Aslan, the lukewarm lion?
By PotatoStew | October 5th, 2005 | 8:11 pmTime has an article on the upcoming Narnia movies, wondering if they’ll maintain their Christian message. There will be an easy way to tell, they say:
The White Witch: “That human creature is mine. His life is forfeit to me. His blood is my property.”
Aslan (later) : “The Witch knew the Deep Magic. But if she could have looked a little further back… she would have known that when a willing victim who had committed no treachery was killed in a traitor’s stead, the Table would crack and Death itself would start working backwards.” —from The Lion, the Witch and the Wardrobe, by C.S. Lewis
…The second, more intriguing question, “Has it reproduced the Christian character of C.S. Lewis’s book?” could also be worth tens of millions if it inspires Passion of the Christ-style repeat viewings by conservative Christians. And the answer could lie in whether the four sentences above, which constitute a kind of evangelical sniff test make it into the film.
I, for one, think it would be a shame if Disney were to leave out the Christian motifs present in the original story. They’re so intertwined throughout the series, that cutting them out would either involve some major reworking of the story, or would significantly water down the strength of the emotions and motivations of the series’ characters.
There’s little reason to cut them out anyway, as the story is far from preachy. Lewis worked the themes in rather subtley in most cases, and nearly all of the specifics are changed in some way. As the Time article points out, for instance, Aslan’s sacrifice is “on a huge stone table … not [on] a cross; and performed with a stone knife, Aztec-style”, and the books pull from many other traditions such as folk tales, and classical and Norse myths.

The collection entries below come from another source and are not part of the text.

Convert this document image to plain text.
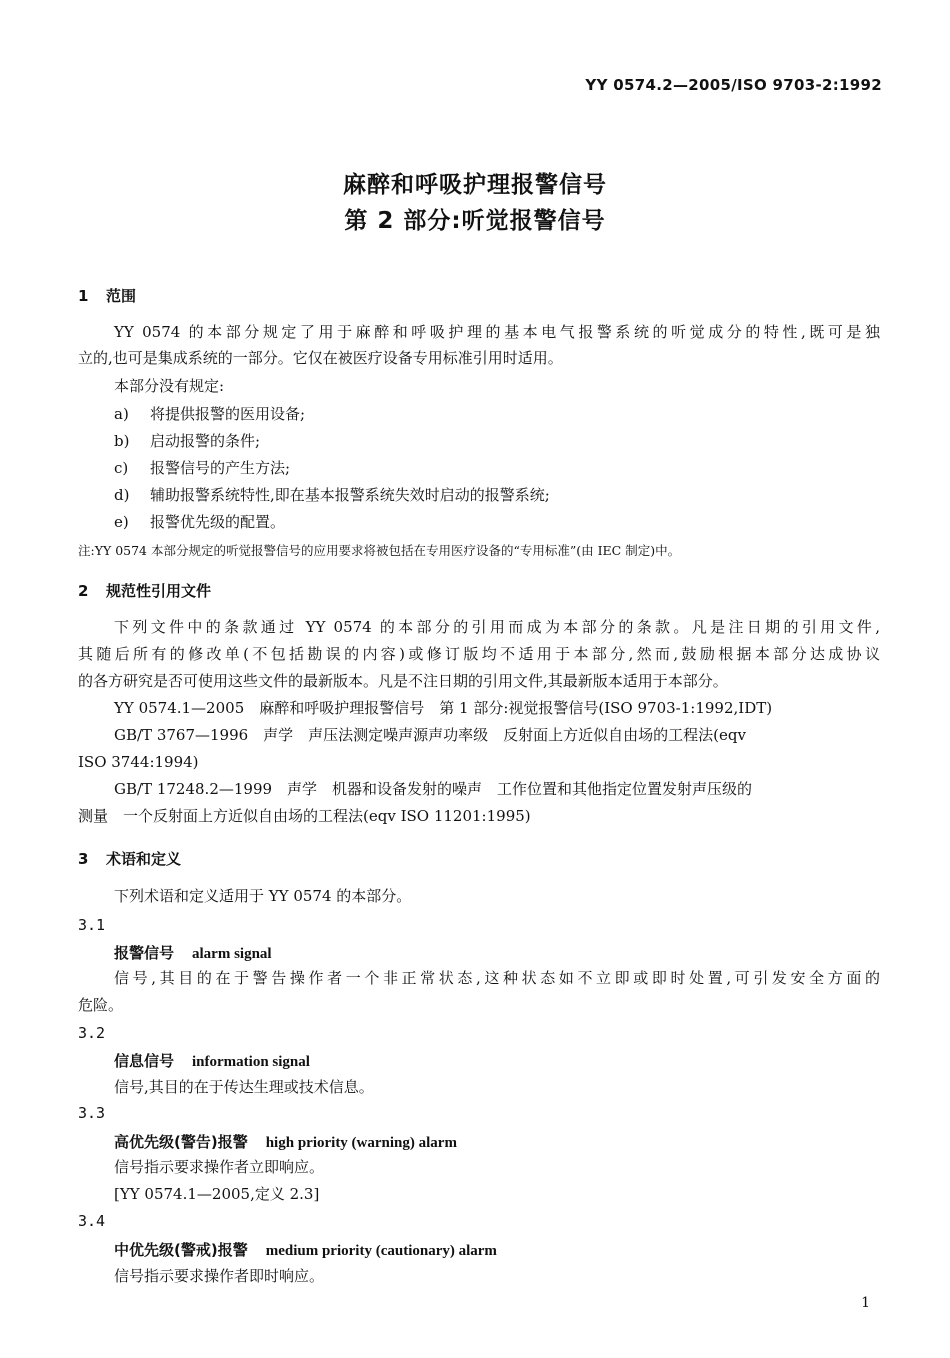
YY 0574.2—2005/ISO 9703-2:1992
麻醉和呼吸护理报警信号
第 2 部分:听觉报警信号
1 范围
YY 0574 的本部分规定了用于麻醉和呼吸护理的基本电气报警系统的听觉成分的特性,既可是独
立的,也可是集成系统的一部分。它仅在被医疗设备专用标准引用时适用。
本部分没有规定:
a) 将提供报警的医用设备;
b) 启动报警的条件;
c) 报警信号的产生方法;
d) 辅助报警系统特性,即在基本报警系统失效时启动的报警系统;
e) 报警优先级的配置。
注:YY 0574 本部分规定的听觉报警信号的应用要求将被包括在专用医疗设备的“专用标准”(由 IEC 制定)中。
2 规范性引用文件
下列文件中的条款通过 YY 0574 的本部分的引用而成为本部分的条款。凡是注日期的引用文件,
其随后所有的修改单(不包括勘误的内容)或修订版均不适用于本部分,然而,鼓励根据本部分达成协议
的各方研究是否可使用这些文件的最新版本。凡是不注日期的引用文件,其最新版本适用于本部分。
YY 0574.1—2005　麻醉和呼吸护理报警信号　第 1 部分:视觉报警信号(ISO 9703-1:1992,IDT)
GB/T 3767—1996　声学　声压法测定噪声源声功率级　反射面上方近似自由场的工程法(eqv
ISO 3744:1994)
GB/T 17248.2—1999　声学　机器和设备发射的噪声　工作位置和其他指定位置发射声压级的
测量　一个反射面上方近似自由场的工程法(eqv ISO 11201:1995)
3 术语和定义
下列术语和定义适用于 YY 0574 的本部分。
3.1
报警信号 alarm signal
信号,其目的在于警告操作者一个非正常状态,这种状态如不立即或即时处置,可引发安全方面的
危险。
3.2
信息信号 information signal
信号,其目的在于传达生理或技术信息。
3.3
高优先级(警告)报警 high priority (warning) alarm
信号指示要求操作者立即响应。
[YY 0574.1—2005,定义 2.3]
3.4
中优先级(警戒)报警 medium priority (cautionary) alarm
信号指示要求操作者即时响应。
1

One thing I’m not sure about though is Time’s notion that the film could “be worth tens of millions if it inspires Passion of the Christ-style repeat viewings by conservative Christians”. Passion of the Christ was pretty much a literal retelling of a portion of the Bible. It would be hard for most Christians to find fault with that concept. Narnia, on the other hand, is a land populated by magic and witches, and many of the more fundamentalist Christians don’t take too kindly to those things, even when put to use as allegory for Christian themes.